The promissory notes likewise required the payment of a penalty charge of 3% per month or
36% per annum. We find such rates unconscionable. This Court has recognized a penalty clause as an
accessory obligation which the parties attach to a principal obligation for the purpose of ensuring the
performance thereof by imposing on the debtor a special prestation (generally consisting of the
payment of a sum of money) in case the obligation is not fulfilled or is irregularly or inadequately
fulfilled. However, a penalty charge of 3% per month is unconscionable; hence, we reduce it to 1% per
month or 12% per annum, pursuant to Article 1229 of the Civil Code which states:

Art. 1229. The judge shall equitably reduce the penalty when the principal obligation has been
partly or irregularly complied with by the debtor. Even if there has been no performance, the penalty
may also be reduced by the courts if it is iniquitous or unconscionable.

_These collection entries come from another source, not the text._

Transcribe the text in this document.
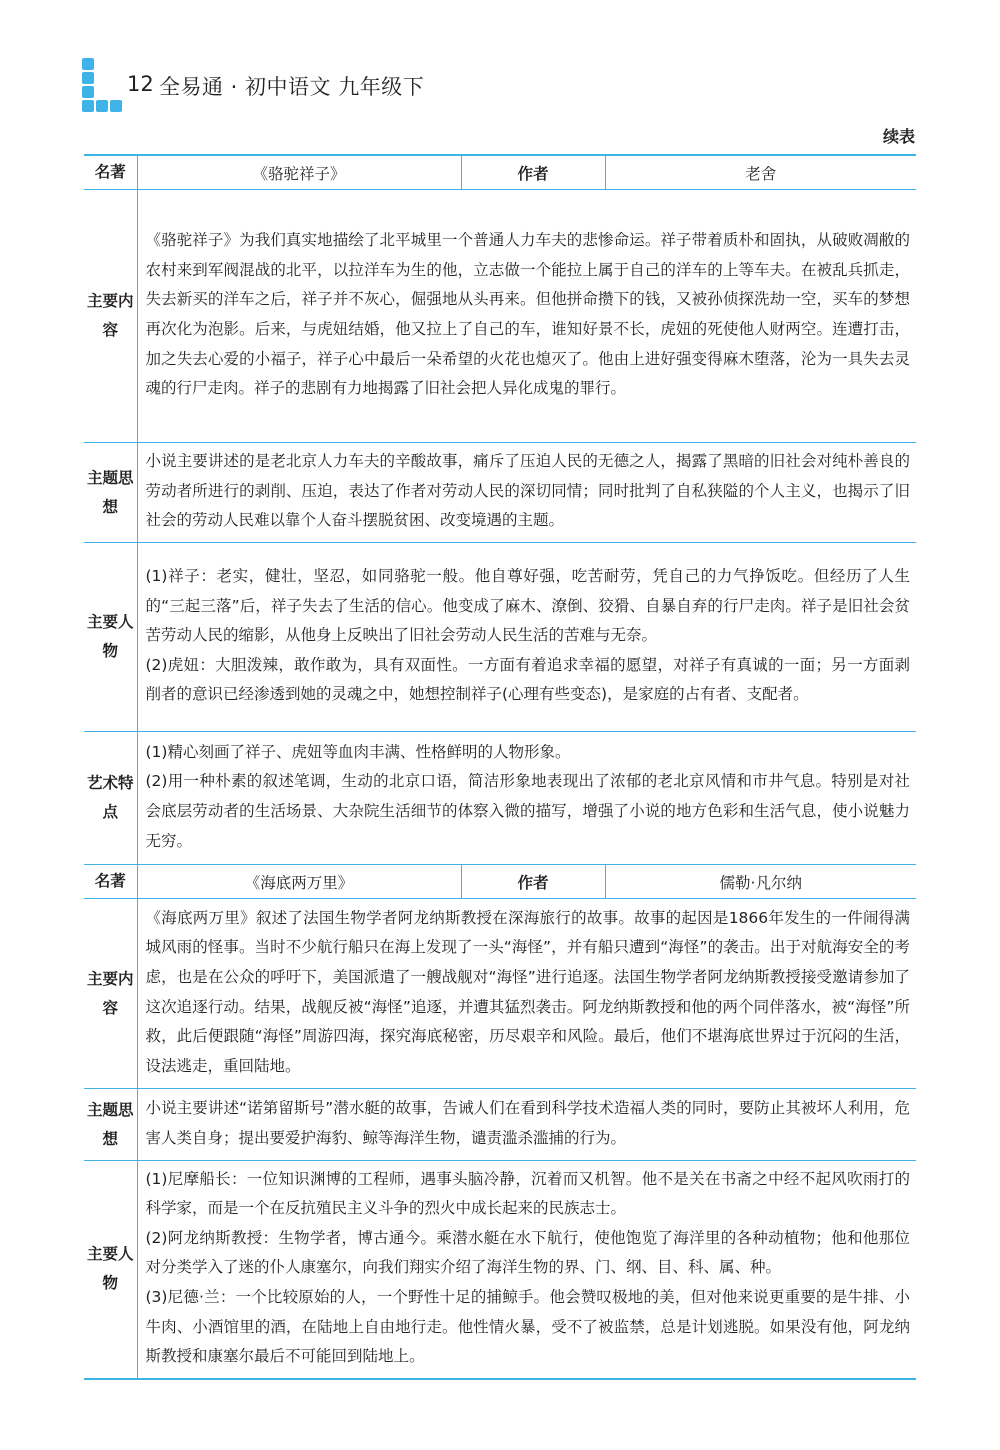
12 全易通 · 初中语文 九年级下
续表
名著	《骆驼祥子》	作者	老舍
主要内容	《骆驼祥子》为我们真实地描绘了北平城里一个普通人力车夫的悲惨命运。祥子带着质朴和固执，从破败凋敝的农村来到军阀混战的北平，以拉洋车为生的他，立志做一个能拉上属于自己的洋车的上等车夫。在被乱兵抓走，失去新买的洋车之后，祥子并不灰心，倔强地从头再来。但他拼命攒下的钱，又被孙侦探洗劫一空，买车的梦想再次化为泡影。后来，与虎妞结婚，他又拉上了自己的车，谁知好景不长，虎妞的死使他人财两空。连遭打击，加之失去心爱的小福子，祥子心中最后一朵希望的火花也熄灭了。他由上进好强变得麻木堕落，沦为一具失去灵魂的行尸走肉。祥子的悲剧有力地揭露了旧社会把人异化成鬼的罪行。		

主题思想	小说主要讲述的是老北京人力车夫的辛酸故事，痛斥了压迫人民的无德之人，揭露了黑暗的旧社会对纯朴善良的劳动者所进行的剥削、压迫，表达了作者对劳动人民的深切同情；同时批判了自私狭隘的个人主义，也揭示了旧社会的劳动人民难以靠个人奋斗摆脱贫困、改变境遇的主题。		

主要人物	(1)祥子：老实，健壮，坚忍，如同骆驼一般。他自尊好强，吃苦耐劳，凭自己的力气挣饭吃。但经历了人生的“三起三落”后，祥子失去了生活的信心。他变成了麻木、潦倒、狡猾、自暴自弃的行尸走肉。祥子是旧社会贫苦劳动人民的缩影，从他身上反映出了旧社会劳动人民生活的苦难与无奈。

(2)虎妞：大胆泼辣，敢作敢为，具有双面性。一方面有着追求幸福的愿望，对祥子有真诚的一面；另一方面剥削者的意识已经渗透到她的灵魂之中，她想控制祥子(心理有些变态)，是家庭的占有者、支配者。		

艺术特点	(1)精心刻画了祥子、虎妞等血肉丰满、性格鲜明的人物形象。

(2)用一种朴素的叙述笔调，生动的北京口语，简洁形象地表现出了浓郁的老北京风情和市井气息。特别是对社会底层劳动者的生活场景、大杂院生活细节的体察入微的描写，增强了小说的地方色彩和生活气息，使小说魅力无穷。		

名著	《海底两万里》	作者	儒勒·凡尔纳
主要内容	《海底两万里》叙述了法国生物学者阿龙纳斯教授在深海旅行的故事。故事的起因是1866年发生的一件闹得满城风雨的怪事。当时不少航行船只在海上发现了一头“海怪”，并有船只遭到“海怪”的袭击。出于对航海安全的考虑，也是在公众的呼吁下，美国派遣了一艘战舰对“海怪”进行追逐。法国生物学者阿龙纳斯教授接受邀请参加了这次追逐行动。结果，战舰反被“海怪”追逐，并遭其猛烈袭击。阿龙纳斯教授和他的两个同伴落水，被“海怪”所救，此后便跟随“海怪”周游四海，探究海底秘密，历尽艰辛和风险。最后，他们不堪海底世界过于沉闷的生活，设法逃走，重回陆地。		

主题思想	小说主要讲述“诺第留斯号”潜水艇的故事，告诫人们在看到科学技术造福人类的同时，要防止其被坏人利用，危害人类自身；提出要爱护海豹、鲸等海洋生物，谴责滥杀滥捕的行为。		

主要人物	(1)尼摩船长：一位知识渊博的工程师，遇事头脑冷静，沉着而又机智。他不是关在书斋之中经不起风吹雨打的科学家，而是一个在反抗殖民主义斗争的烈火中成长起来的民族志士。

(2)阿龙纳斯教授：生物学者，博古通今。乘潜水艇在水下航行，使他饱览了海洋里的各种动植物；他和他那位对分类学入了迷的仆人康塞尔，向我们翔实介绍了海洋生物的界、门、纲、目、科、属、种。

(3)尼德·兰：一个比较原始的人，一个野性十足的捕鲸手。他会赞叹极地的美，但对他来说更重要的是牛排、小牛肉、小酒馆里的酒，在陆地上自由地行走。他性情火暴，受不了被监禁，总是计划逃脱。如果没有他，阿龙纳斯教授和康塞尔最后不可能回到陆地上。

Lastly, respondent promised to pay 25% of his outstanding obligations as attorneys fees in case
of non-payment thereof. Attorneys fees here are in the nature of liquidated damages. As long as said
stipulation does not contravene law, morals, or public order, it is strictly binding upon respondent.
Nonetheless, courts are empowered to reduce such rate if the same is iniquitous or unconscionable
pursuant to the above-quoted provision.
This sentiment is echoed in Article 2227 of the Civil Code, to wit:
Art. 2227. Liquidated damages, whether intended as an indemnity or a penalty, shall be equitably
reduced if they are iniquitous or unconscionable.
Hence, the court reduced the stipulated attorneys fees from 25% to 10%.